La delgada línea entre lo público y lo privado les exige convertirse en verdaderos funambulistas de la democracia barrial, que como es bien sabido suele tener muchas, muchas aristas: si me robaron la bicicleta es imprescindible subir la malla otros dos metros hoy mismo; si es la de otro, no se puede dar tanta papaya. Lo que para unos es considerado una inversión, para otros es un gasto. Para fortuna de ellos, el nuevo código de policía les ha dado una mano en muchos asuntos, el exceso de ruido, el manejo de las mascotas, las riñas.
Un amigo que ejerce este cargo en varios conjuntos residenciales, y quien me pidió que obviara su nombre si replicaba algunas de las anécdotas, me dijo que cada unidad tiene su personalidad… Su pH. A él, por ejemplo, le ha tocado lidiar, comprender, dejar así… pequeños asuntos como el de una mujer a la que todos en la unidad llaman “la prepago”. Ante sus requerimientos, ella apeló al derecho de tener varios novios y a disfrutar de la sexualidad en su apartamento. Ante la imposibilidad de comprobar si lo suyo es o no es un negocio, lo único que él pudo hacer fue pedirle un poco más de discreción con las muestras de placer en sus encuentros poliamorosos, que a todas luces no son coadministrables, al menos no por el consejo. En otra unidad se encontró con una puerta adicional a la portería principal, bastante camuflada y con salida a una quebrada, y de la que, por demás, no tenía acceso a la llave. Las razones, al parecer, eran que uno de los más discretos habitantes de la unidad pertenece a un combo y se granjeó a su manera, antes de que mi amigo asumiera el cargo, el derecho a coadministrar esa pequeña puerta pensando en alguna urgencia derivada de sus actividades no muy santas.

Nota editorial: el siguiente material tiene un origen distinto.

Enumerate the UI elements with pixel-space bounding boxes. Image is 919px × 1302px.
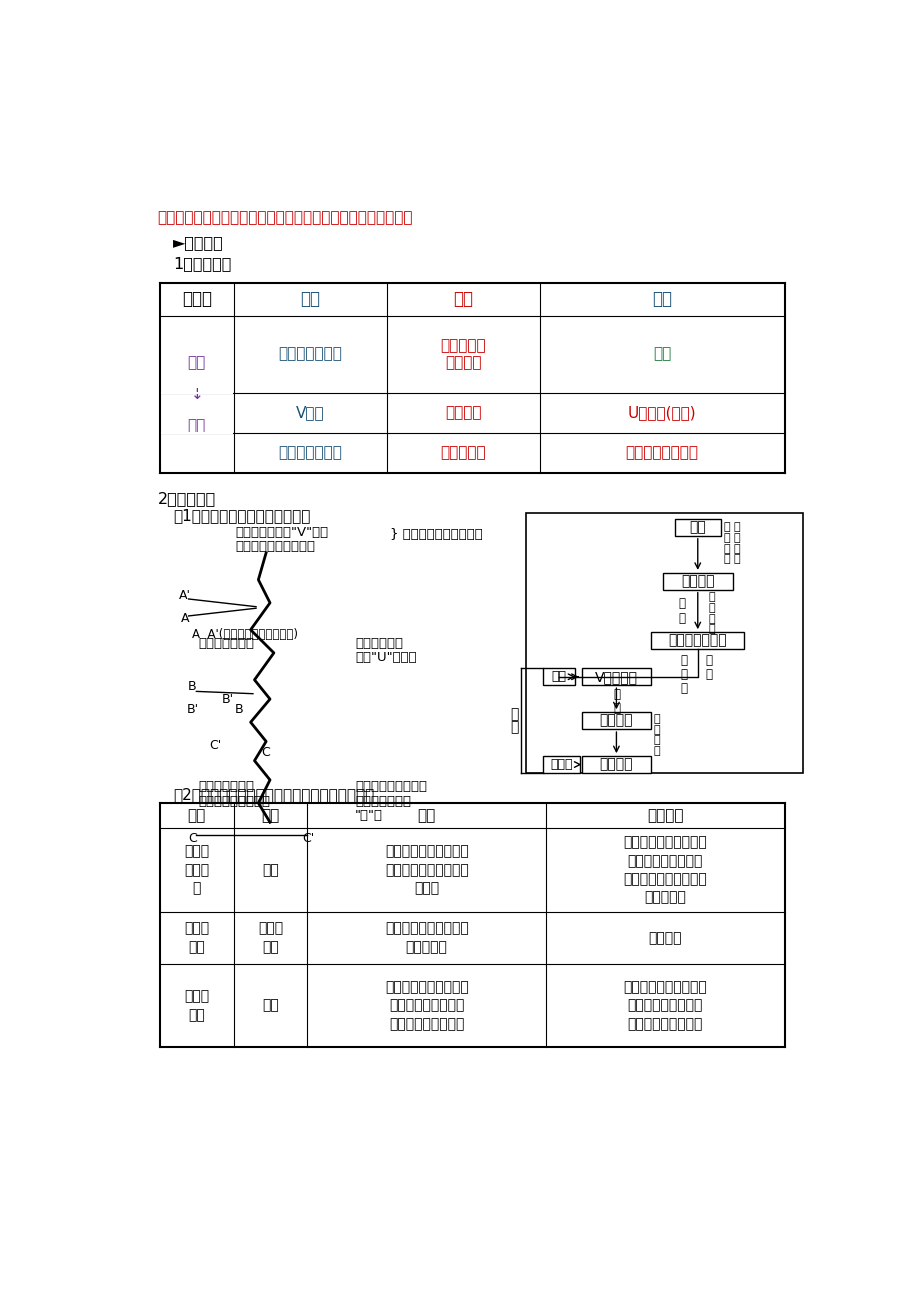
Text: 其上河谷面积广，汇水面积大；流域内降水充足，河流水量大。: 其上河谷面积广，汇水面积大；流域内降水充足，河流水量大。 [157,210,413,225]
Text: （1）河流侵蚀地貌与河谷发育。: （1）河流侵蚀地貌与河谷发育。 [173,508,311,523]
Text: 河底展宽: 河底展宽 [445,405,481,421]
Text: B': B' [187,703,199,716]
Text: 溯源侵蚀、下蚀: 溯源侵蚀、下蚀 [278,346,342,362]
Text: 补
给: 补 给 [705,655,712,681]
Text: 侵蚀: 侵蚀 [187,355,206,370]
Text: 融
水
汇
聚: 融 水 汇 聚 [733,522,740,564]
Text: 河道几乎占据整个河谷: 河道几乎占据整个河谷 [235,540,315,553]
Text: 河道两旁为冲积平原: 河道两旁为冲积平原 [199,794,270,807]
Text: 中下游
地区: 中下游 地区 [257,922,283,954]
Bar [161,432,233,434]
Text: 冲积平原、三角洲: 冲积平原、三角洲 [625,445,698,460]
Bar [581,668,651,685]
Text: 初期: 初期 [551,671,566,684]
Text: 分布: 分布 [261,809,279,823]
Text: 上游河谷窄，呈"V"形，: 上游河谷窄，呈"V"形， [235,526,328,539]
Text: 上游: 上游 [300,290,320,309]
Text: 堆积: 堆积 [187,418,206,434]
Bar [581,712,651,729]
Text: A': A' [178,589,190,602]
Text: 地势低平，河网稠密，
三角洲以河道分处顶
点向海洋形成三角洲: 地势低平，河网稠密， 三角洲以河道分处顶 点向海洋形成三角洲 [623,980,707,1031]
Text: 谷: 谷 [510,720,518,734]
Text: V字形峡谷: V字形峡谷 [595,669,637,684]
Text: } 以溯源侵蚀、下蚀为主: } 以溯源侵蚀、下蚀为主 [390,529,482,542]
Text: 沟谷加深和延长: 沟谷加深和延长 [668,634,726,647]
Text: 河流携带的大量泥沙，
在河口流水减缓处堆
积及海潮的顶托而形: 河流携带的大量泥沙， 在河口流水减缓处堆 积及海潮的顶托而形 [384,980,468,1031]
Text: C': C' [302,832,314,845]
Text: 沟谷流水: 沟谷流水 [680,574,714,589]
Bar [542,668,574,685]
Text: 水流流出山口，速度减
慢，河流搬运的物质堆
积而成: 水流流出山口，速度减 慢，河流搬运的物质堆 积而成 [384,845,468,896]
Text: 中游: 中游 [453,290,472,309]
Text: 侧蚀: 侧蚀 [652,346,671,362]
Text: 下游河谷更开阔: 下游河谷更开阔 [199,780,255,793]
Text: 山前: 山前 [262,863,278,878]
Text: 作用力: 作用力 [182,290,211,309]
Text: 地势平坦: 地势平坦 [648,931,681,945]
Text: 以谷口为顶点呈扇形，
冲积扇顶端到边缘地
势逐渐降低，堆积物颗
粒由粗变细: 以谷口为顶点呈扇形， 冲积扇顶端到边缘地 势逐渐降低，堆积物颗 粒由粗变细 [623,836,707,905]
Text: 1．课堂归纳: 1．课堂归纳 [173,256,232,271]
Text: 形成"U"形河谷: 形成"U"形河谷 [355,651,416,664]
Text: 出现河湾: 出现河湾 [599,713,632,728]
Text: 洪积一冲积平原: 洪积一冲积平原 [278,445,342,460]
Text: B: B [188,680,197,693]
Text: ►同步辅导: ►同步辅导 [173,236,223,250]
Bar [161,392,233,393]
Text: 溯
源
侵
蚀: 溯 源 侵 蚀 [708,592,714,634]
Text: 成因: 成因 [417,809,436,823]
Text: A  A'(留意侧蚀使河床不对称): A A'(留意侧蚀使河床不对称) [192,629,298,642]
Text: 成熟期: 成熟期 [550,758,572,771]
Text: 以侧蚀为主，: 以侧蚀为主， [355,638,403,651]
Text: 降
水
冰
雪: 降 水 冰 雪 [723,522,730,564]
Text: 中游河道渐开阔: 中游河道渐开阔 [199,638,255,651]
Text: 侧
蚀: 侧 蚀 [612,687,619,715]
Text: A: A [180,612,188,625]
Text: 洪积一
冲积平
原: 洪积一 冲积平 原 [184,845,210,896]
Text: 以侧蚀、堆积为主，: 以侧蚀、堆积为主， [355,780,426,793]
Text: B': B' [221,693,233,706]
Text: （2）河流堆积地貌的类型、分布、成因及特点。: （2）河流堆积地貌的类型、分布、成因及特点。 [173,788,374,802]
Text: ↓: ↓ [190,387,203,402]
Text: C': C' [210,738,221,751]
Bar [651,631,743,648]
Text: 河: 河 [510,707,518,721]
Text: 下
蚀: 下 蚀 [678,596,685,625]
Text: 地
下
水: 地 下 水 [679,655,686,695]
Text: 侧
堆
蚀
积: 侧 堆 蚀 积 [652,713,660,756]
Text: V形谷: V形谷 [296,405,324,421]
Text: 下游: 下游 [652,290,672,309]
Text: 河口: 河口 [262,999,278,1013]
Text: 河流改道，多个废弃的
河漫滩连接: 河流改道，多个废弃的 河漫滩连接 [384,922,468,954]
Text: B: B [234,703,243,716]
Text: 三角洲
平原: 三角洲 平原 [184,990,210,1022]
Text: 沟谷: 沟谷 [688,521,706,534]
Text: 2．难点解惑: 2．难点解惑 [157,491,216,506]
Text: 槽型河谷: 槽型河谷 [599,758,632,772]
Bar [674,519,720,536]
Text: 河谷呈槽形，即: 河谷呈槽形，即 [355,794,411,807]
Bar [581,756,651,773]
Text: 河漫滩
平原: 河漫滩 平原 [184,922,210,954]
Bar [542,756,579,773]
Text: 地貌特点: 地貌特点 [646,809,683,823]
Bar [663,573,732,590]
Text: C: C [187,832,197,845]
Text: "凸"形: "凸"形 [355,810,383,822]
Text: C: C [262,746,270,759]
Text: 下蚀为辅、
侧蚀为主: 下蚀为辅、 侧蚀为主 [440,339,485,370]
Text: U形河床(槽形): U形河床(槽形) [627,405,696,421]
Text: 河漫滩平原: 河漫滩平原 [440,445,485,460]
Text: 类型: 类型 [187,809,206,823]
Bar [525,513,802,773]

Lo cierto es que cada vez caen con más frecuencia esas casonas viejas que representaban a todo un barrio, y en su lugar se levantan nuevos edificios o urbanizaciones, decenas por año. Una señal que anuncia que más pronto que tarde terminaremos viviendo en laberintos que se conectarán con los centros comerciales, tal como lo planteara Saramago en La caverna. Nuevas unidades de negocios, que por lo pronto, son un gran espacio para conocer a pequeña escala el zoológico de la participación política: allí se puede ver al líder nato que de verdad entiende lo que es cohabitar; al vocinglero que siempre propone una comisión para…; al que tiene por deporte favorito nunca estar de acuerdo; al vecino que se considera de sangre azul y quisiera vivir en un principado, y al periodista, como yo, que ni siquiera es capaz de registrar las proposiciones y los varios de una reunión ordinaria.